Das war's, was sich das europäische Herz durch die Jahrhunderte der Unterdrückung, der geistlichen und weltlichen Kontrolle, des Hungers und der engen und engeren Nachbar­schaften bewahrt hatte: das Wissen vom rauhen, aber unendlich weiten Paradies, das sich etwa in den Prosageschichten der isländischen Sagas erhalten hat und im klassischen Western wiederbelebt wurde. Amerika war genau das, was der Europäer wollte; genauer und schonungsloser gesagt: was der nicht ganz erwachsene, der prahlerische und recht­haberische Europäer wollte. Das galt und gilt ebenso für den Schweinehirten aus der Estremadura wie für den See- und Präriereiter aus britischem oder schottischem Blut.

Die Neue Welt: 

Das war, für sie wie für immer weitere Kreise der europäischen Neuerer, von nun an die eigentliche, die »normale« Welt, die Welt ohne die Erblasten der blutigen und kläglichen Vergangenheit. Es ist sehr wichtig, daß Rousseau die Schriften eines Jesuiten kannte, der aufgrund seiner amerikanischen Erfahrungen die herkömmliche Lehre von der Erbsünde angriff: Es gebe sehr wohl Völkerschaften, sozusagen am Quell der Mensch­werdung, welche ohne diese Last in natürlichem Glück zu leben verstünden. Und der »Ausgang aus der selbstverschuldeten Unmündigkeit« (Kant) wurde um vieles leichter, wenn man wußte, wie viele unbewachte und unkontrollierbare Ausgänge in die Weiten der Berge und der Pampas immer noch und immer wieder zu finden waren.

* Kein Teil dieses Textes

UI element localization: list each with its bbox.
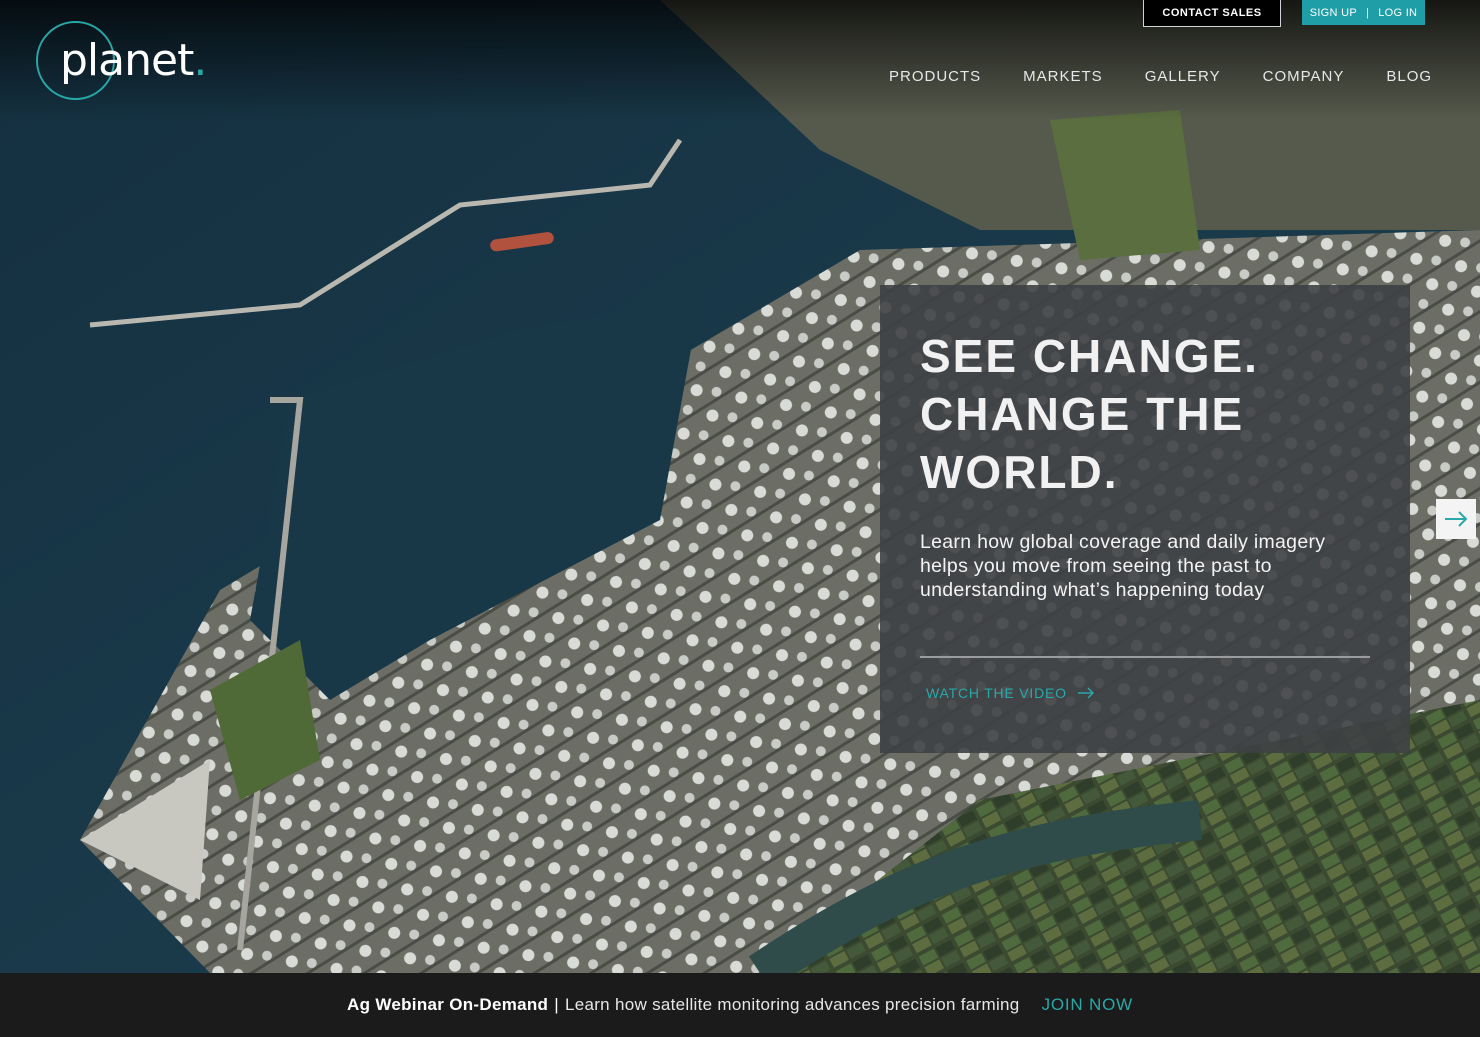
headline-line-2: CHANGE THE (920, 388, 1245, 440)
sign-up-link[interactable]: SIGN UP (1310, 7, 1357, 19)
banner-title: Ag Webinar On-Demand (347, 995, 549, 1014)
nav-item-markets[interactable]: MARKETS (1023, 68, 1103, 85)
nav-item-blog[interactable]: BLOG (1386, 68, 1432, 85)
hero-card: SEE CHANGE. CHANGE THE WORLD. Learn how … (880, 285, 1410, 753)
watch-video-label: WATCH THE VIDEO (926, 685, 1067, 701)
planet-logo[interactable]: planet. (36, 21, 207, 100)
headline-line-3: WORLD. (920, 446, 1119, 498)
banner-separator: | (554, 995, 559, 1014)
hero-subtext: Learn how global coverage and daily imag… (920, 531, 1326, 601)
nav-item-products[interactable]: PRODUCTS (889, 68, 981, 85)
nav-item-gallery[interactable]: GALLERY (1145, 68, 1221, 85)
arrow-right-icon (1077, 687, 1094, 699)
account-separator: | (1366, 6, 1370, 19)
hero-section: planet. CONTACT SALES SIGN UP | LOG IN P… (0, 0, 1480, 973)
nav-item-company[interactable]: COMPANY (1263, 68, 1345, 85)
headline-line-1: SEE CHANGE. (920, 330, 1259, 382)
banner-description: Learn how satellite monitoring advances … (564, 995, 1020, 1014)
card-divider (920, 656, 1370, 658)
arrow-right-icon (1445, 511, 1468, 527)
promo-banner: Ag Webinar On-Demand | Learn how satelli… (0, 973, 1480, 1037)
logo-wordmark: planet. (60, 35, 207, 86)
contact-sales-button[interactable]: CONTACT SALES (1143, 0, 1281, 27)
hero-headline: SEE CHANGE. CHANGE THE WORLD. (920, 327, 1380, 501)
log-in-link[interactable]: LOG IN (1378, 7, 1417, 19)
main-nav: PRODUCTS MARKETS GALLERY COMPANY BLOG (889, 68, 1432, 85)
join-now-link[interactable]: JOIN NOW (1042, 995, 1133, 1015)
account-links: SIGN UP | LOG IN (1302, 0, 1425, 25)
slide-next-button[interactable] (1436, 499, 1476, 539)
watch-video-link[interactable]: WATCH THE VIDEO (926, 685, 1095, 701)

Es waren eben nach dieser zweiten, amerikanischen Pest nicht die Opfer und Verlierer, welche den Ton und das Urteil bestimmten. Es waren die Gewinner, die Kolonisatoren, denen diese Gottestat erlaubte, die Lektionen der ersten, der großen Pest des 14. Jahrhunderts zu vergessen. 

»Raum für alle hat die Erde«: Das sagte einer der volkstümlichsten und optimistischsten Aufklärer deutscher Zunge, Friedrich Schiller.

Etwa um die gleiche Zeit aber stellte ein französischer Aufklärer fest, die Menschheit sei dabei, einen fünften Apokalyptischen Reiter zu satteln, nämlich die Chemie. Zu den Gottestaten, den Acts of God, kommen also in wachsendem Maße die Menschentaten, die Acts of Man. Vielmehr: In wachsendem Maß werden die alten, grimmigen Hinweise auf die Majestät der nichtmenschlichen Wirklichkeit durchmischt, ergänzt und verdrängt durch Greuel, die der Mensch durch seine Maß- und Ahnungslosigkeit selbst auslöst.

So muß es also um die Acts of Man gehen, die Taten des Menschen.